Aston Centre for Growth marks milestone

Aston University

The Aston Centre for Growth is marking its fifth anniversary today and is celebrating providing specialist growth support to more than 1,000 SMEs and delivered over 23,000 hours of peer-to-peer learning since its launch.

The centre, which is part of Aston Business School at Aston University in Birmingham, has put more than 100 entrepreneurs in front of investors through the Pitchfest West Midlands programme, helping them to secure over £3m of angel investment.

One of the businesses to have benefited from the expertise offered by the centre is Tan Rosie, a Caribbean food business founded in 2010 by mother and daughter combo Monica Cudjoe and Lee Sylvester.

The duo started from their kitchen in Birmingham before completing the Aston Programme for Small Business Growth in 2018.

Since then, the business has relocated to new commercial premises in Witton to enable expansion and target other market sectors.

Sylvester said: “The course I completed at the Aston Centre for Growth gave me access to great resources, contacts and tools which all helped my business to grow. The lecturers and professors were not only highly engaging but the assignment of a mentor has helped me to keep focused while allowing my ideas to grow.”

Paula Whitehouse, director of the Centre for Growth, said: “The decision to set up the centre was in response to an increasing demand from small business leaders to support their growth ambition, and national stakeholders seeking to partner with Aston. The centre has enabled Aston to develop a clear brand around SME support aligned to the university’s strategy, and become firmly embedded in business support provision for the region.”
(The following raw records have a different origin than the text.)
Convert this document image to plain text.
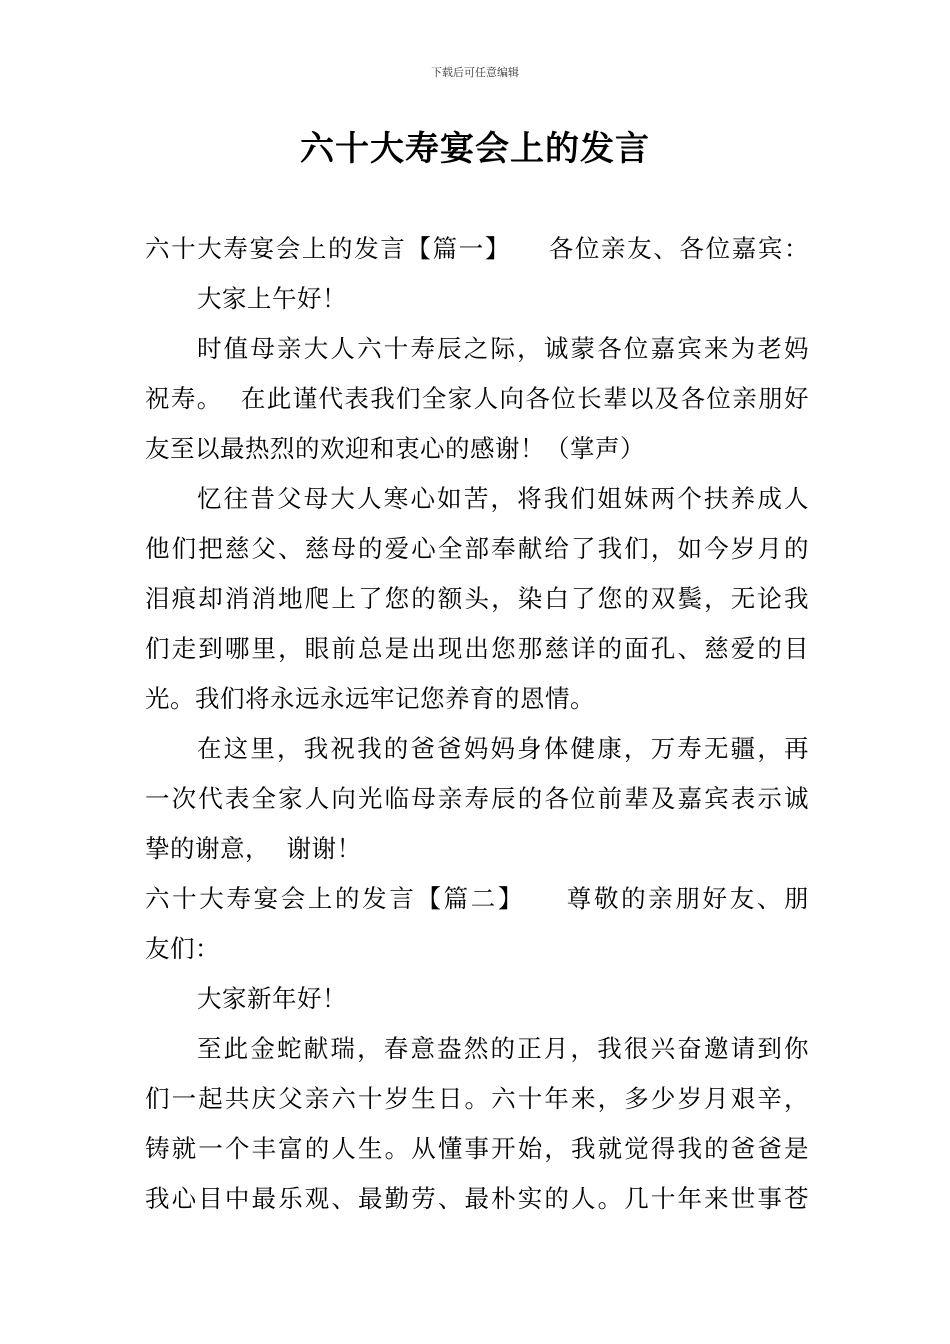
下载后可任意编辑
六十大寿宴会上的发言
六十大寿宴会上的发言【篇一】    各位亲友、各位嘉宾：
大家上午好！
时值母亲大人六十寿辰之际，诚蒙各位嘉宾来为老妈
祝寿。  在此谨代表我们全家人向各位长辈以及各位亲朋好
友至以最热烈的欢迎和衷心的感谢！（掌声）
忆往昔父母大人寒心如苦，将我们姐妹两个扶养成人
他们把慈父、慈母的爱心全部奉献给了我们，如今岁月的
泪痕却消消地爬上了您的额头，染白了您的双鬓，无论我
们走到哪里，眼前总是出现出您那慈详的面孔、慈爱的目
光。我们将永远永远牢记您养育的恩情。
在这里，我祝我的爸爸妈妈身体健康，万寿无疆，再
一次代表全家人向光临母亲寿辰的各位前辈及嘉宾表示诚
挚的谢意，  谢谢！
六十大寿宴会上的发言【篇二】    尊敬的亲朋好友、朋
友们：
大家新年好！
至此金蛇献瑞，春意盎然的正月，我很兴奋邀请到你
们一起共庆父亲六十岁生日。六十年来，多少岁月艰辛，
铸就一个丰富的人生。从懂事开始，我就觉得我的爸爸是
我心目中最乐观、最勤劳、最朴实的人。几十年来世事苍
Professor Mark Hart, associate director of Aston Centre for Growth, said: “Our range of small business growth activities at the Centre for Growth has been instrumental in deepening an entrepreneurial culture across the West Midlands. The network of individual entrepreneurs and businesses we have created around the university is making a very positive contribution to the economy of the city region and its range of diverse communities and neighbourhoods. It is indeed an exemplar in the UK of what successful business engagement looks like for the university sector and is rooted in the entrepreneurship and small business research excellence among our faculty.”